しかし、仲井真氏の豹変は沖縄での猛反発に直面する。菅氏の「仕事師」政治は一方で、民意に向き合い、語りかけて合意を探るという民主主義本来のあり方を不得手とする政治でもあった。新基地反対と「オール沖縄」を掲げて登場した翁長雄志知事に対して、菅氏は実質的な対話を拒み、冷遇を徹底し、翁長氏の足元を切り崩すことに労力を注いだ。

「仕事師」「勝負師」として、ここで弱みを見せれば、凄腕官房長官としての権勢に傷がつくという打算もあれば、自身が進めていることは、たとえその時点では不評でも、いずれ評価される正しいことなのだと思っていた節もある。

そのような中で、辺野古新基地建設のための工事は、菅首相とその側近が、現場のクレーンの上げ下げまで目を光らせると言われるような、菅氏の「直轄案件」となった。あまりに乱暴な進め方に対して違和感を抱きつつも、「官房長官/首相の直轄案件だからね」と声を潜める永田町、霞が関の関係者は少なくなかったように思う。

菅氏にとっての「二つの誤算」

 有無を言わせぬ新基地建設の推進と手厚い振興策という「アメとムチ」を駆使して翁長県政を揺さぶる。そして翁長再選を阻止し、保守勢力による県政奪回によって、普天間移設・辺野古新基地建設めぐる論戦に政治的な終止符を打つ。

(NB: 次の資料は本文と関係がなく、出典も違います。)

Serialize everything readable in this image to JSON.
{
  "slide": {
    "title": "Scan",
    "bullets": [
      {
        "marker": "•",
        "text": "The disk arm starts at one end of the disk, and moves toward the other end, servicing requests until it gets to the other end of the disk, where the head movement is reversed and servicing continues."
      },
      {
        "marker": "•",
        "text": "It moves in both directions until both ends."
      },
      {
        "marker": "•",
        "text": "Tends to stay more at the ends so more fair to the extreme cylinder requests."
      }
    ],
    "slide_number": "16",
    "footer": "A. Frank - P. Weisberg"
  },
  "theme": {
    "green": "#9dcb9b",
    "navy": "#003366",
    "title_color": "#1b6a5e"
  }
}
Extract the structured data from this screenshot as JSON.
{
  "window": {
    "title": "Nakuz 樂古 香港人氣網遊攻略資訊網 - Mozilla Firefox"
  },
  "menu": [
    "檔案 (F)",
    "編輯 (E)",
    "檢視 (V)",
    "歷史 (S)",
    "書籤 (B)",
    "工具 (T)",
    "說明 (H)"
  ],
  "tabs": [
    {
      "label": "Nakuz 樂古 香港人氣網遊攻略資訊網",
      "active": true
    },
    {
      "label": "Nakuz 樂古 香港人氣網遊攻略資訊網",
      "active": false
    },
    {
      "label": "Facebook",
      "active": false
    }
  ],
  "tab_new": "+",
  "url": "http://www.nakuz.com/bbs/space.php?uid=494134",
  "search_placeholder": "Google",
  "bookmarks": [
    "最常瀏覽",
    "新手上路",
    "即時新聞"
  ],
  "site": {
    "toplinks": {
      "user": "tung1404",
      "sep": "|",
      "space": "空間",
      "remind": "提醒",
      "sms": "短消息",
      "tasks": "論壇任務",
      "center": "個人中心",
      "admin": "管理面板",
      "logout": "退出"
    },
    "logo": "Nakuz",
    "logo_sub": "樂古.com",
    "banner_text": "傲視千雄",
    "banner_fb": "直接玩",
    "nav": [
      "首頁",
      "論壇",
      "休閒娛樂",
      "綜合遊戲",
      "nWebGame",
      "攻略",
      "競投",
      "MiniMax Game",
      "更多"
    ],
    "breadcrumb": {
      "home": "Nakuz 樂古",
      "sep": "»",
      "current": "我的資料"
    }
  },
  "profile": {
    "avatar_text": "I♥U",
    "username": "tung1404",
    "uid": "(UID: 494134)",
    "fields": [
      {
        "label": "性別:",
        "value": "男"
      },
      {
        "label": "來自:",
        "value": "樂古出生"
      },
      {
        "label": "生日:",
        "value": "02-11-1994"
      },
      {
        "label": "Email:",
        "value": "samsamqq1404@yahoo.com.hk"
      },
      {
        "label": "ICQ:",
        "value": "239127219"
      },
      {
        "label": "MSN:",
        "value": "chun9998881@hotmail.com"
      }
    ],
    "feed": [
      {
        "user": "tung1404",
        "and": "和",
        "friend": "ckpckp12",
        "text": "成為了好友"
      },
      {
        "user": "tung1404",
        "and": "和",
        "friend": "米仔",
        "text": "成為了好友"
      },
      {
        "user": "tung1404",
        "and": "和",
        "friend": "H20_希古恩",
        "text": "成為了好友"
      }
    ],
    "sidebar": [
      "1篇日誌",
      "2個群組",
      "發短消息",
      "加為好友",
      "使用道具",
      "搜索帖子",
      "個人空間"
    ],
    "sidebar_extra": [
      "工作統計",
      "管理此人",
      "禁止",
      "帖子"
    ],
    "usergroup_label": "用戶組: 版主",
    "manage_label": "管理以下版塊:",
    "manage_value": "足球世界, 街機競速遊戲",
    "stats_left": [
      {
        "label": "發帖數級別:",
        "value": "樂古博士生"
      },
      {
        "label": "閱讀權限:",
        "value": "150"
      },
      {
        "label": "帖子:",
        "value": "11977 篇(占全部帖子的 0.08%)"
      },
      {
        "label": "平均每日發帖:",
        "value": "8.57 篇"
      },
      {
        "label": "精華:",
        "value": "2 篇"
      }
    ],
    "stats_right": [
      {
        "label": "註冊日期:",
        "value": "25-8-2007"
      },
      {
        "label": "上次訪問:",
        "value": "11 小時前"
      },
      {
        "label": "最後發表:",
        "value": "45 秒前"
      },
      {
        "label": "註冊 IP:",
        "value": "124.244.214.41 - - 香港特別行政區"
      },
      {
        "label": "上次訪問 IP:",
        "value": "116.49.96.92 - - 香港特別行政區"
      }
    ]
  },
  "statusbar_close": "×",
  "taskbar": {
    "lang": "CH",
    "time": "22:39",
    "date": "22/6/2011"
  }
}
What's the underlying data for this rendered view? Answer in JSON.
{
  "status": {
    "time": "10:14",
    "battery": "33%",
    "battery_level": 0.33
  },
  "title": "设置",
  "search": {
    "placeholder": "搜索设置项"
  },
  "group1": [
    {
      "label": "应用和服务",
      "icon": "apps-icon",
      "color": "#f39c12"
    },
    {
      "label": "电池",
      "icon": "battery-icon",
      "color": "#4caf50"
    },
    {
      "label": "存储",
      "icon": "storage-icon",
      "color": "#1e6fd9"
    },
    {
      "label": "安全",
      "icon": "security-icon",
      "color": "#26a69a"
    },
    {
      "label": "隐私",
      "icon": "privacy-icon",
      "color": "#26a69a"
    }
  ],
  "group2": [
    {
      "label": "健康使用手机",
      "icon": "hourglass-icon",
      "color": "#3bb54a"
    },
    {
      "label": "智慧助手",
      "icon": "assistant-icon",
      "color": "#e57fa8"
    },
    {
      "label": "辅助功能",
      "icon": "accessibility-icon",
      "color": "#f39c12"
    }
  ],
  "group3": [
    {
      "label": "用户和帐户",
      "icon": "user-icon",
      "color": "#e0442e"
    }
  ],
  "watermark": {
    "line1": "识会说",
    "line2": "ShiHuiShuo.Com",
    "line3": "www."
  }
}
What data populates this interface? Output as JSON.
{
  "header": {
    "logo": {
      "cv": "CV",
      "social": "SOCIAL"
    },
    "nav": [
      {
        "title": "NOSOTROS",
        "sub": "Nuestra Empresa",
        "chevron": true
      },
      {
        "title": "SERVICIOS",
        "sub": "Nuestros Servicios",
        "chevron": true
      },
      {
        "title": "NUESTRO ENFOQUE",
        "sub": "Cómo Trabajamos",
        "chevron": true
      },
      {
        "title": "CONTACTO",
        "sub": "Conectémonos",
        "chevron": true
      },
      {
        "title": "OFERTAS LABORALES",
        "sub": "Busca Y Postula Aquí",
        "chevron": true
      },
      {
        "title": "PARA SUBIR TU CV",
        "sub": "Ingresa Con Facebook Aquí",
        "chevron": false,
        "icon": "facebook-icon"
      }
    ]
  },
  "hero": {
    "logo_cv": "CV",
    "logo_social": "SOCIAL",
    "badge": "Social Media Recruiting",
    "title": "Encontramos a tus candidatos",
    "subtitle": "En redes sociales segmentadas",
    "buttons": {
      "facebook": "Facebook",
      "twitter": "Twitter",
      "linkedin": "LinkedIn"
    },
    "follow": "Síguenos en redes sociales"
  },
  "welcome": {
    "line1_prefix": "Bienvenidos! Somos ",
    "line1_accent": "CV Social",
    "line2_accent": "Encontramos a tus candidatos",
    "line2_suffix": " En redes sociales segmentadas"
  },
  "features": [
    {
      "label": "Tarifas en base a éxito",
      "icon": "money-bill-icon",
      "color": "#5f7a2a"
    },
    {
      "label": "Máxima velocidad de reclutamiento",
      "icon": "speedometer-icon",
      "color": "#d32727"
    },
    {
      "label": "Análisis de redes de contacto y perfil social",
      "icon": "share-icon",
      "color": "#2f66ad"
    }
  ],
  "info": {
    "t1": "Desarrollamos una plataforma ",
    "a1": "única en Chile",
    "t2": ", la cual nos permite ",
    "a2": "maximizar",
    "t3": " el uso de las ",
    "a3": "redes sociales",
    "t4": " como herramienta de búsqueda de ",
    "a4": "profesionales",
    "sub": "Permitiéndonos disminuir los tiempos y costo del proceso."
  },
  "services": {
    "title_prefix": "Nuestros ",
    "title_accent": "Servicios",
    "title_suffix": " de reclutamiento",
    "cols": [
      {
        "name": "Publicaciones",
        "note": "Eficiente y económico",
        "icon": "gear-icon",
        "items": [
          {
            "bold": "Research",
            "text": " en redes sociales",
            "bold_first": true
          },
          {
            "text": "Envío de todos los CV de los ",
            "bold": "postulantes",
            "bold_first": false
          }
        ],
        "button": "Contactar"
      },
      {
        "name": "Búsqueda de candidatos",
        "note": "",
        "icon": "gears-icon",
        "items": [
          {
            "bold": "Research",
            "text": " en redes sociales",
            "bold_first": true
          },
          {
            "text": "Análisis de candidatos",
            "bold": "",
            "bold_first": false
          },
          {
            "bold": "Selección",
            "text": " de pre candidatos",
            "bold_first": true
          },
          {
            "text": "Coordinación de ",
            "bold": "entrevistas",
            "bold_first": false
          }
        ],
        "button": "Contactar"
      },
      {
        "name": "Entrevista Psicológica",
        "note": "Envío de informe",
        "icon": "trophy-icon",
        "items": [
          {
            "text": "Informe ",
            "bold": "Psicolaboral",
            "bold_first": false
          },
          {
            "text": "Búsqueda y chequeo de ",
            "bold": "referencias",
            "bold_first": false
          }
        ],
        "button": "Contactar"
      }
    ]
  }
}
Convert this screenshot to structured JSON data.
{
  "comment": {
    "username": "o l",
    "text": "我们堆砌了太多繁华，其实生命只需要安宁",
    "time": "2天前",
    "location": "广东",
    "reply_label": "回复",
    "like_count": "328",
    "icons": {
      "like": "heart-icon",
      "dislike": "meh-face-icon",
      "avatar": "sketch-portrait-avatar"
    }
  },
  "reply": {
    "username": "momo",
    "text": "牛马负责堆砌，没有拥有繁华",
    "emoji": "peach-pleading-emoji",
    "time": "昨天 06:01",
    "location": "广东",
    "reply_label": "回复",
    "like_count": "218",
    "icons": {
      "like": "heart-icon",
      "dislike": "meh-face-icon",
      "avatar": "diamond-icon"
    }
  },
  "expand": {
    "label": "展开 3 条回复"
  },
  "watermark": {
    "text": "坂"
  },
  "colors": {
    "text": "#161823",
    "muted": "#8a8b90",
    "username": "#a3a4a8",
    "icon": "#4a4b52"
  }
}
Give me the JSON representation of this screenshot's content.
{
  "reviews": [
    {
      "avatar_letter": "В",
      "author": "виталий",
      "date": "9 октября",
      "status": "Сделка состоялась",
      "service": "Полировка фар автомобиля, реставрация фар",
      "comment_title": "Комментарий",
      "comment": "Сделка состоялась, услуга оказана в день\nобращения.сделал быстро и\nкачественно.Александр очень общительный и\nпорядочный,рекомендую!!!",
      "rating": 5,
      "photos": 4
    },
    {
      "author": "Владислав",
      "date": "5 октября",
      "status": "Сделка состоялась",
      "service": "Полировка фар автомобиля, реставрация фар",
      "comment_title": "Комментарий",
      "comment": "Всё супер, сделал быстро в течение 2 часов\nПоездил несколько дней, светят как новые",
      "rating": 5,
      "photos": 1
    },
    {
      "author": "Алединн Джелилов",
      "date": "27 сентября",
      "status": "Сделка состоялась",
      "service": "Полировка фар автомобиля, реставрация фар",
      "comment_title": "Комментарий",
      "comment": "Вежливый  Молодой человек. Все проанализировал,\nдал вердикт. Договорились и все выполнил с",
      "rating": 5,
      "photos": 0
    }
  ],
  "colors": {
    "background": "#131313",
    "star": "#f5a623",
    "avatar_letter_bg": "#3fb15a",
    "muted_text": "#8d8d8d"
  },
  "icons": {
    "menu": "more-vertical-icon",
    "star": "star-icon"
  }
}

それが菅氏の「沖縄政策」の根幹であり、それが功を奏するかにも見えた。

 しかし、その菅氏が直面したのが二つの誤算であった。その一つは翁長知事が病気のために他界し、後継者不在と見えた中から急遽、衆議院議員であった玉城デニー氏が浮上し、その勢いのままに翁長後継として、菅氏の推す保守系の候補を下したことであった。県政奪回は不発に終わる。

 そして二つ目の誤算は、辺野古新基地建設予定地における海底での軟弱地盤の発覚である。マヨネーズ状ともいわれる軟弱地盤の発覚によって、新基地完成までの工期と見込まれる予算は大きく膨張し、「普天間基地の早急な危険性の除去」のための「唯一の解決策」が辺野古新基地であるという菅氏の主張に疑問が呈される状況になったことは否めない。

 とはいえ菅氏にとっては、ここまで無理をして振り上げたこぶしを、今さら下ろすわけにもいかない。安倍・菅の長期政権ですっかり硬直してしまった普天間・辺野古問題であった。